Os projetos em torno do cotidiano dos alunos continuam na Oliveira Vianna. Recentemente, crianças da 4.ª série, orientadas pela professora Célia Ornaghi, criaram o Manual de Prevenção à Violência. O trabalho começou com uma pesquisa de imagens. O objetivo era contrapor situações que ameaçam a paz a outras que a favorecem. Em classe, foram discutidas sugestões para lidar com a agressividade e para evitar o envolvimento com atividades ilícitas. “Houve muito empenho porque todos se interessam pelo assunto”, nota Célia.
Outra mostra disso foi uma conversa informal na classe de 1.ª série de Marinês de Andrade. Tudo começou com uma briga entre dois meninos. Em pouco tempo, as crianças estavam falando sobre violência doméstica, drogas e presídios. “Elaboramos listas de palavras e, em seguida, pedi que fizessem desenhos”, conta Marinês. Para surpresa dela, os trabalhos mostravam, cinco meses depois, cenas dos atentados do PCC ocorridos em maio.

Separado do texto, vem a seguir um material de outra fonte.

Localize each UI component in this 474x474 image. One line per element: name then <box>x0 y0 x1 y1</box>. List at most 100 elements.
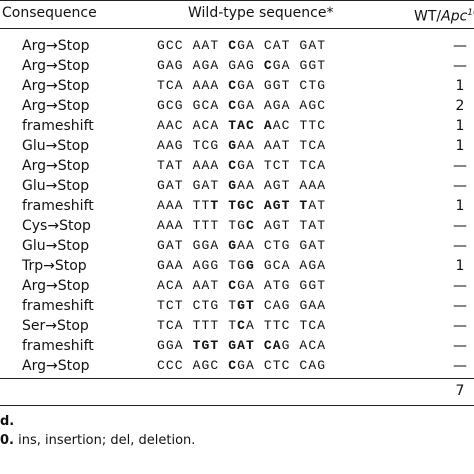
consequence: Arg→Stop <box>22 38 90 54</box>
sequence-segment: GA ATG GGT <box>237 278 327 293</box>
sequence: TCT CTG TGT CAG GAA <box>157 297 326 315</box>
count: — <box>453 358 467 374</box>
count: 2 <box>455 98 465 114</box>
header-wt: WT/Apc163 <box>414 4 474 26</box>
count: — <box>453 218 467 234</box>
count: — <box>453 318 467 334</box>
sequence-segment: C <box>228 38 238 53</box>
sequence-segment: TAT AAA <box>157 158 229 173</box>
sequence-segment: C <box>228 98 238 113</box>
sequence-segment: AA CTG GAT <box>237 238 327 253</box>
sequence: GAT GAT GAA AGT AAA <box>157 177 326 195</box>
header-consequence: Consequence <box>2 5 97 21</box>
sequence-segment: TGT GAT CA <box>192 338 282 353</box>
footnote: d. <box>0 413 14 431</box>
consequence: Glu→Stop <box>22 178 90 194</box>
count: — <box>453 178 467 194</box>
sequence: AAG TCG GAA AAT TCA <box>157 137 326 155</box>
count: — <box>453 58 467 74</box>
sequence-segment: ACA AAT <box>157 278 229 293</box>
sequence: AAC ACA TAC AAC TTC <box>157 117 326 135</box>
sequence-segment: GA CAT GAT <box>237 38 327 53</box>
consequence: Arg→Stop <box>22 358 90 374</box>
sequence-segment: GA GGT <box>272 58 327 73</box>
sequence-segment: A TTC TCA <box>246 318 327 333</box>
sequence-segment: GAT GAT <box>157 178 229 193</box>
footnote-lead: 0. <box>0 433 14 448</box>
sequence: CCC AGC CGA CTC CAG <box>157 357 326 375</box>
consequence: Arg→Stop <box>22 78 90 94</box>
sequence-segment: GCG GCA <box>157 98 229 113</box>
sequence-segment: GGA <box>157 338 193 353</box>
total-rule <box>0 378 474 379</box>
consequence: frameshift <box>22 338 94 354</box>
sequence-segment: GT <box>237 298 255 313</box>
sequence-segment: CCC AGC <box>157 358 229 373</box>
sequence-segment: AA AGT AAA <box>237 178 327 193</box>
sequence-segment: CAG GAA <box>254 298 327 313</box>
sequence-segment: C <box>228 78 238 93</box>
count: — <box>453 278 467 294</box>
sequence-segment: C <box>228 358 238 373</box>
sequence-segment: TCT CTG T <box>157 298 238 313</box>
sequence-segment: G ACA <box>281 338 327 353</box>
consequence: frameshift <box>22 298 94 314</box>
sequence-segment: AAA TTT TG <box>157 218 247 233</box>
sequence: GCC AAT CGA CAT GAT <box>157 37 326 55</box>
consequence: Arg→Stop <box>22 278 90 294</box>
sequence-segment: GAT GGA <box>157 238 229 253</box>
sequence-segment: T TGC AGT T <box>210 198 309 213</box>
sequence-segment: GA CTC CAG <box>237 358 327 373</box>
consequence: Arg→Stop <box>22 158 90 174</box>
sequence-segment: GCA AGA <box>254 258 327 273</box>
sequence: GAA AGG TGG GCA AGA <box>157 257 326 275</box>
sequence-segment: AC TTC <box>272 118 327 133</box>
sequence-segment: AAC ACA <box>157 118 229 133</box>
consequence: Glu→Stop <box>22 138 90 154</box>
count: 1 <box>455 78 465 94</box>
consequence: Arg→Stop <box>22 58 90 74</box>
sequence: AAA TTT TGC AGT TAT <box>157 217 326 235</box>
footnote: 0. ins, insertion; del, deletion. <box>0 432 195 450</box>
sequence: AAA TTT TGC AGT TAT <box>157 197 326 215</box>
count: 1 <box>455 198 465 214</box>
sequence: ACA AAT CGA ATG GGT <box>157 277 326 295</box>
count: — <box>453 158 467 174</box>
count: — <box>453 38 467 54</box>
header-sequence: Wild-type sequence* <box>188 5 334 21</box>
consequence: Ser→Stop <box>22 318 89 334</box>
sequence: TCA TTT TCA TTC TCA <box>157 317 326 335</box>
bottom-rule <box>0 405 474 406</box>
sequence-segment: G <box>246 258 255 273</box>
sequence: GGA TGT GAT CAG ACA <box>157 337 326 355</box>
consequence: Arg→Stop <box>22 98 90 114</box>
count: 1 <box>455 138 465 154</box>
sequence-segment: GA GGT CTG <box>237 78 327 93</box>
sequence: GCG GCA CGA AGA AGC <box>157 97 326 115</box>
sequence-segment: TCA AAA <box>157 78 229 93</box>
sequence-segment: C <box>263 58 273 73</box>
footnote-lead: d. <box>0 414 15 429</box>
sequence-segment: GCC AAT <box>157 38 229 53</box>
sequence-segment: GAA AGG TG <box>157 258 247 273</box>
header-sup: 163 <box>467 8 474 18</box>
header-rule <box>0 28 474 29</box>
sequence-segment: C <box>228 158 238 173</box>
sequence-segment: G <box>228 138 238 153</box>
consequence: frameshift <box>22 118 94 134</box>
sequence: TAT AAA CGA TCT TCA <box>157 157 326 175</box>
sequence-segment: C <box>246 218 255 233</box>
sequence-segment: AA AAT TCA <box>237 138 327 153</box>
sequence-segment: AGT TAT <box>254 218 327 233</box>
sequence-segment: AAA TT <box>157 198 211 213</box>
sequence-segment: G <box>228 238 238 253</box>
consequence: Glu→Stop <box>22 238 90 254</box>
count: 1 <box>455 258 465 274</box>
consequence: Trp→Stop <box>22 258 87 274</box>
footnote-text: ins, insertion; del, deletion. <box>13 433 196 448</box>
sequence-segment: G <box>228 178 238 193</box>
sequence-segment: C <box>228 278 238 293</box>
sequence-segment: TAC A <box>228 118 273 133</box>
sequence: GAG AGA GAG CGA GGT <box>157 57 326 75</box>
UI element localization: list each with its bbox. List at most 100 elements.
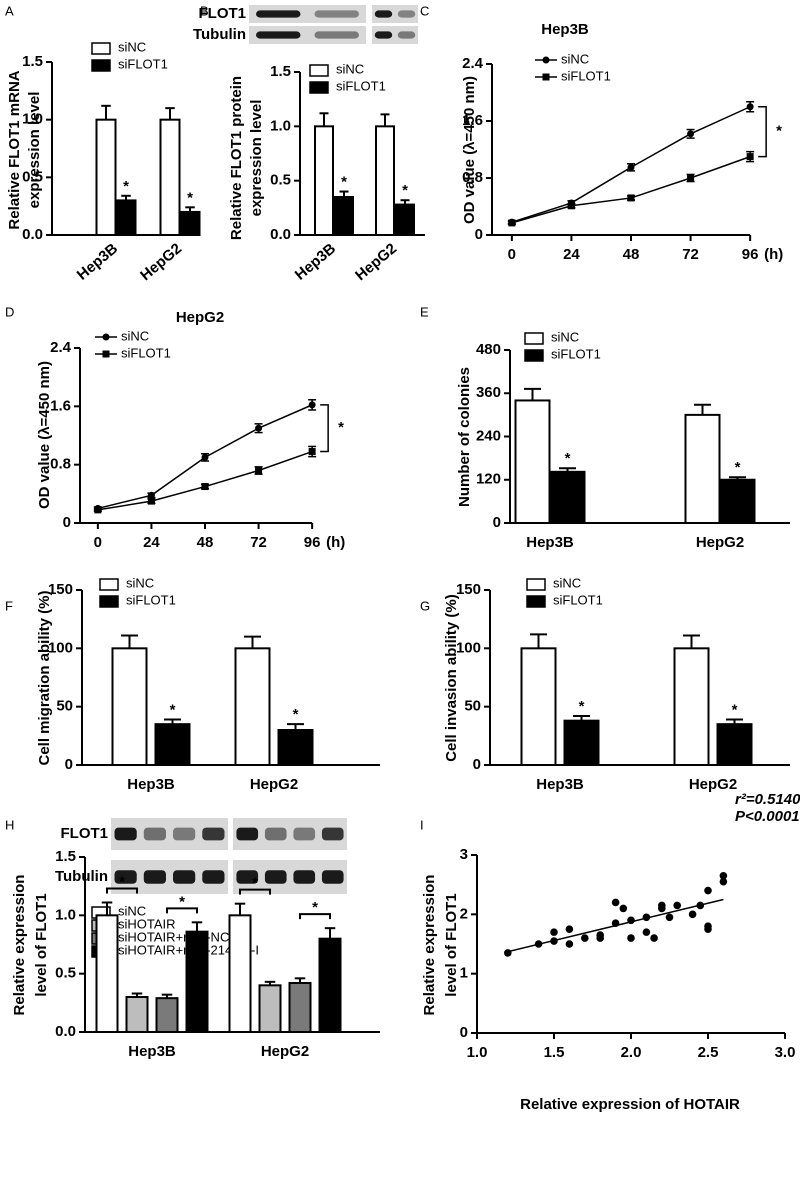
bar bbox=[549, 470, 586, 524]
legend-swatch bbox=[91, 59, 111, 72]
x-tick-label: 0 bbox=[94, 534, 102, 551]
legend-label: siNC bbox=[121, 328, 149, 343]
x-tick-label: HepG2 bbox=[250, 776, 298, 793]
blot-label: Tubulin bbox=[55, 868, 108, 885]
y-tick-label: 0.8 bbox=[50, 456, 71, 473]
blot-band bbox=[236, 827, 259, 841]
significance-mark: * bbox=[312, 899, 318, 916]
y-tick-label: 1.5 bbox=[22, 53, 43, 70]
bar bbox=[179, 210, 201, 236]
fit-line bbox=[507, 898, 724, 953]
significance-bracket bbox=[166, 907, 198, 914]
x-tick-label: 48 bbox=[197, 534, 214, 551]
legend-marker bbox=[542, 73, 550, 81]
y-tick-label: 0 bbox=[65, 756, 73, 773]
legend-label: siNC bbox=[118, 903, 146, 918]
point bbox=[687, 174, 695, 182]
point bbox=[255, 424, 263, 432]
point bbox=[704, 925, 712, 933]
legend-swatch bbox=[99, 578, 119, 591]
panel-letter: E bbox=[420, 304, 429, 319]
significance-mark: * bbox=[565, 450, 571, 467]
y-tick-label: 0.5 bbox=[270, 172, 291, 189]
point bbox=[658, 901, 666, 910]
blot-pane bbox=[249, 26, 366, 44]
y-tick-label: 50 bbox=[464, 698, 481, 715]
blot-pane bbox=[372, 26, 418, 44]
legend-swatch bbox=[526, 595, 546, 608]
significance-bracket bbox=[758, 106, 767, 158]
y-tick-label: 240 bbox=[476, 427, 501, 444]
bar bbox=[563, 719, 600, 767]
blot-band bbox=[321, 870, 344, 884]
blot-band bbox=[114, 870, 137, 884]
x-tick-label: HepG2 bbox=[261, 1043, 309, 1060]
bar bbox=[228, 914, 252, 1033]
point bbox=[627, 934, 635, 942]
y-tick-label: 0.8 bbox=[462, 169, 483, 186]
blot-band bbox=[173, 870, 196, 884]
panel-letter: A bbox=[5, 3, 14, 18]
y-tick-label: 1 bbox=[460, 965, 468, 982]
bar bbox=[520, 647, 557, 766]
point bbox=[94, 506, 102, 514]
y-tick-label: 1.0 bbox=[22, 111, 43, 128]
chart-title: Hep3B bbox=[541, 21, 589, 38]
panel-letter: G bbox=[420, 598, 430, 613]
legend-label: siFLOT1 bbox=[336, 78, 386, 93]
legend-swatch bbox=[526, 578, 546, 591]
blot-label: Tubulin bbox=[193, 26, 246, 43]
y-tick-label: 150 bbox=[48, 581, 73, 598]
chart-title: HepG2 bbox=[176, 309, 224, 326]
point bbox=[704, 886, 712, 895]
panel-letter: H bbox=[5, 817, 14, 832]
point bbox=[147, 491, 155, 499]
x-tick-label: 1.5 bbox=[544, 1044, 565, 1061]
y-axis-label: OD value (λ=450 nm) bbox=[461, 76, 478, 224]
point bbox=[550, 928, 558, 936]
bar bbox=[314, 125, 334, 236]
bar bbox=[95, 914, 119, 1033]
blot-band bbox=[374, 10, 393, 18]
blot-band bbox=[143, 870, 166, 884]
legend-label: siNC bbox=[561, 51, 589, 66]
annotation: P<0.0001 bbox=[735, 808, 800, 825]
point bbox=[688, 910, 697, 919]
y-axis-label: level of FLOT1 bbox=[443, 893, 460, 996]
bar bbox=[334, 195, 354, 236]
y-tick-label: 2.4 bbox=[50, 339, 72, 356]
point bbox=[687, 130, 695, 138]
point bbox=[596, 934, 604, 942]
blot-band bbox=[256, 31, 301, 39]
blot-band bbox=[114, 827, 137, 841]
y-tick-label: 0.5 bbox=[22, 168, 43, 185]
bar bbox=[111, 647, 148, 766]
y-tick-label: 0 bbox=[493, 514, 501, 531]
legend-swatch bbox=[524, 332, 544, 345]
y-tick-label: 100 bbox=[456, 639, 481, 656]
y-axis-label: Cell migration ability (%) bbox=[36, 590, 53, 765]
point bbox=[504, 949, 512, 957]
point bbox=[611, 898, 620, 907]
x-axis-label: Relative expression of HOTAIR bbox=[520, 1096, 740, 1113]
blot-band bbox=[173, 827, 196, 841]
blot-band bbox=[314, 31, 359, 39]
legend-label: siNC bbox=[551, 329, 579, 344]
blot-band bbox=[397, 31, 416, 39]
point bbox=[201, 483, 209, 491]
y-tick-label: 2 bbox=[460, 905, 468, 922]
point bbox=[567, 202, 575, 210]
y-tick-label: 100 bbox=[48, 639, 73, 656]
blot-pane bbox=[249, 5, 366, 23]
bar bbox=[318, 937, 342, 1034]
significance-mark: * bbox=[252, 875, 258, 892]
blot-label: FLOT1 bbox=[199, 5, 247, 22]
point bbox=[746, 103, 754, 111]
legend-label: siFLOT1 bbox=[126, 592, 176, 607]
legend-swatch bbox=[91, 42, 111, 55]
x-tick-label: Hep3B bbox=[128, 1043, 176, 1060]
y-axis-label: Number of colonies bbox=[456, 367, 473, 507]
point bbox=[746, 153, 754, 161]
bar bbox=[155, 997, 179, 1034]
y-tick-label: 1.6 bbox=[50, 397, 71, 414]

As drogas e o gigante amigo

Ângela Donboski, também ligada ao Geempa, comprovou a importância das vivências pessoais ao trabalhar com o garoto Patrick Ortiz, de Santa Maria, interior do Rio Grande do Sul. Ele havia sido tema do curta-metragem Que Letra É Esta?, do cineasta Pedro Rocha. O filme mostra que ele cursava, pelo terceiro ano seguido, a 1.ª série sem se alfabetizar. Patrick e outras crianças com dificuldades de aprendizagem tiveram 14 aulas com Ângela, na E.M.E.F. Vereador Martim Aranha, em Porto Alegre. Ela tinha ouvido alguns alunos mencionarem espontaneamente o uso de drogas na família e, embora relutante, decidiu ouvir as sugestões dos orientadores e abordar o assunto no contexto pedagógico.

A solução foi colocar em cena um personagem, o amigável gigan­te Dinomir, que viaja para São Paulo e encontra o irmão envolvido com drogas. Ângela leu uma carta “escrita” por Dinomir, pedindo conselhos às crianças – que se sentiram seguras para se expressar. A professora aprendeu coisas que nem sonhava sobre os estudantes e a realidade em que vivem. Foi nessa atividade que Patrick escreveu, pela primeira vez, um texto compreensível. “Tratar de drogas só foi possível porque aquela turma tinha algo a dizer. Para outras, o tema pode não ter significado algum. Aprendi que nenhum aluno ou turma é desse ou daquele jeito, mas está assim e pode mudar para melhor ou pior conforme a ação do professor”.

Recentemente, Ângela levou à turma de 1.ª série da E.M. Luciana de Abreu, na periferia de Viamão (Grande Porto Alegre), a notícia de um crime ocorrido na vizinhança, do qual todos ouviram falar: dois assaltantes e um policial haviam morrido num tiroteio. Ela começou com recortes sobre o assunto, uma conversa e uma tarefa: desenhar e escrever sobre o que tinha acontecido. Em seguida, organizou um glossário de palavras e expressões recorrentes. Depois, os estudantes transpuseram a atividade para fichas didáticas e escreveram um texto coletivo.

“Coisas urgentes acontecem lá fora e a escola se mantém no artificialismo do suposto conhecimento neutro”, comenta Esther Grossi, fundadora e pesquisadora do Geempa. “As crianças têm grande senso de realidade, e isso precisa encontrar lugar de expressão na sala de aula. Do contrário, elas só vão aprender o que já sabem”.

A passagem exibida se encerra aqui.